Question de propriété

Les prêteurs privés font de bonnes affaires

Certains emprunteurs se tournent désormais vers des prêteurs privés, au prix d’un risque plus élevé. La raison ? Le resserrement des règles d’octroi de prêts, mis en place par Ottawa.

« La demande de prêts auprès des prêteurs privés a augmenté », confirme Denis Doucet, directeur chez Multi-Prêts, un réseau de courtiers en prêts hypothécaires. 

Car, explique-t-il, « le prêt privé n’est pas réglementé. Vous et moi pouvons décider de devenir prêteurs privés aujourd’hui ». Ces prêts sont plus risqués et donc à intérêts plus élevés. « Quand un emprunteur prend ces genres de prêts là, il y a plus de risques de se trouver dans une situation difficile s’il perd son emploi, affirme M. Doucet. Si votre paiement mensuel coûte 200 $ de plus [qu’une hypothèque contractée avec une banque], un événement malheureux sera plus problématique pour vous. »

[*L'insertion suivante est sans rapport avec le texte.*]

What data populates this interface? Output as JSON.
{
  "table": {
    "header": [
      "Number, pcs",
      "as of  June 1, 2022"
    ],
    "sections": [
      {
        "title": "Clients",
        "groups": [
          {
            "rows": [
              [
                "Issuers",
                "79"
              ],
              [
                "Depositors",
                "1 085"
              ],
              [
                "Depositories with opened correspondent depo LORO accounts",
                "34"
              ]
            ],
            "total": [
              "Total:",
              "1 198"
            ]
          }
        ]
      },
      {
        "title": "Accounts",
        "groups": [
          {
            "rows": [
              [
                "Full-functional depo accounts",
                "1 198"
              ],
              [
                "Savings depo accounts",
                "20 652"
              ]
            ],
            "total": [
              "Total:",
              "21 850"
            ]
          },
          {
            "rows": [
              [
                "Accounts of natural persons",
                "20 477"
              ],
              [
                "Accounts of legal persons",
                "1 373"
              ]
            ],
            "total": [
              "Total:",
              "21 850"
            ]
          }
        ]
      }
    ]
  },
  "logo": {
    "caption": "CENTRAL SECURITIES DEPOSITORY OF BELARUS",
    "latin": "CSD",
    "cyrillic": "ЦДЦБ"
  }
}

Des règles plus sévères pour tous

Pour protéger les consommateurs contre une éventuelle hausse des taux d’intérêt, Ottawa a introduit en 2016 des tests de résistance pour les personnes qui souhaitent contracter un prêt hypothécaire, mais qui ne disposent pas d’au moins 20 % de mise de fonds. En fonction de ces règles, la capacité d’emprunt des clients est mesurée en regard du plus élevé des taux officiels de la Banque du Canada ou du taux conventionnel des banques à charte majoré de 2 %. 

De nouvelles règles entrées en vigueur le 1er janvier 2018 étendent cette mesure à tous ceux qui désirent faire un prêt hypothécaire.

Or, ces mesures ne sont imposées qu’aux institutions financières soumises aux lois fédérales, dont les banques à charte. Ceux à qui les banques refusent un prêt risquent donc d’être plus nombreux, et un certain nombre d’entre eux pourraient se tourner vers les prêteurs hors banques.

Desjardins s’ajuste aux règles fédérales

Même s’il n’est pas tenu de le faire par la loi parce qu’il n’est pas une banque à charte, le Mouvement Desjardins a choisi d’appliquer volontairement les règles fédérales du Bureau de la surintendance des institutions financières (BSFI) et de faire passer les mêmes tests de résistance à ses emprunteurs hypothécaires. 

« C’est un bon moyen de protéger les gens contre les variations de taux et aussi, de contribuer à créer un encadrement uniforme », a indiqué une porte-parole de Desjardins, Diane Lamarre. Mme Lamarre a ajouté qu’il est encore trop tôt pour savoir si la mise en place de ces règles aura un impact sur les affaires de Desjardins.

L’Autorité des marchés financiers (AMF) prépare pour sa part une mise à jour de sa Ligne directrice sur les prêts hypothécaires dans le but d’harmoniser les règles d’octroi de prêts entre les institutions financières fédérales et provinciales. Cette mise à jour devrait entrer en vigueur le mois prochain, selon un porte-parole de l’AMF, Sylvain Théberge. « Elle s’appliquera à toutes les institutions financières faisant des affaires au Québec, sauf les banques », a-t-il précisé.

Qui sont les prêteurs privés ?

Les prêteurs privés sont majoritairement des particuliers ou des groupes de particuliers qui détiennent du capital et qui sont prêts à l’investir pour générer des intérêts tout en acceptant un certain niveau de risque. Les annonces des prêteurs privés sont souvent repérables dans les journaux ou sur le web grâce à des indices indiquant qu’un bon dossier de crédit n’est pas nécessaire. Actuellement, un prêt immobilier venant d’un prêteur privé est offert à un taux qui varie entre 10 et 12 % pour une hypothèque de premier rang. Pour une hypothèque de second rang, le taux varie entre 12 et 14 %. Dans le jargon immobilier, un prêt hypothécaire est dit de premier rang quand le prêteur a une priorité de remboursement en cas de défaut de paiement et de la vente de la propriété. Quant au détenteur d’un prêt hypothécaire de second rang, il est remboursé après le détenteur du prêt hypothécaire de premier rang.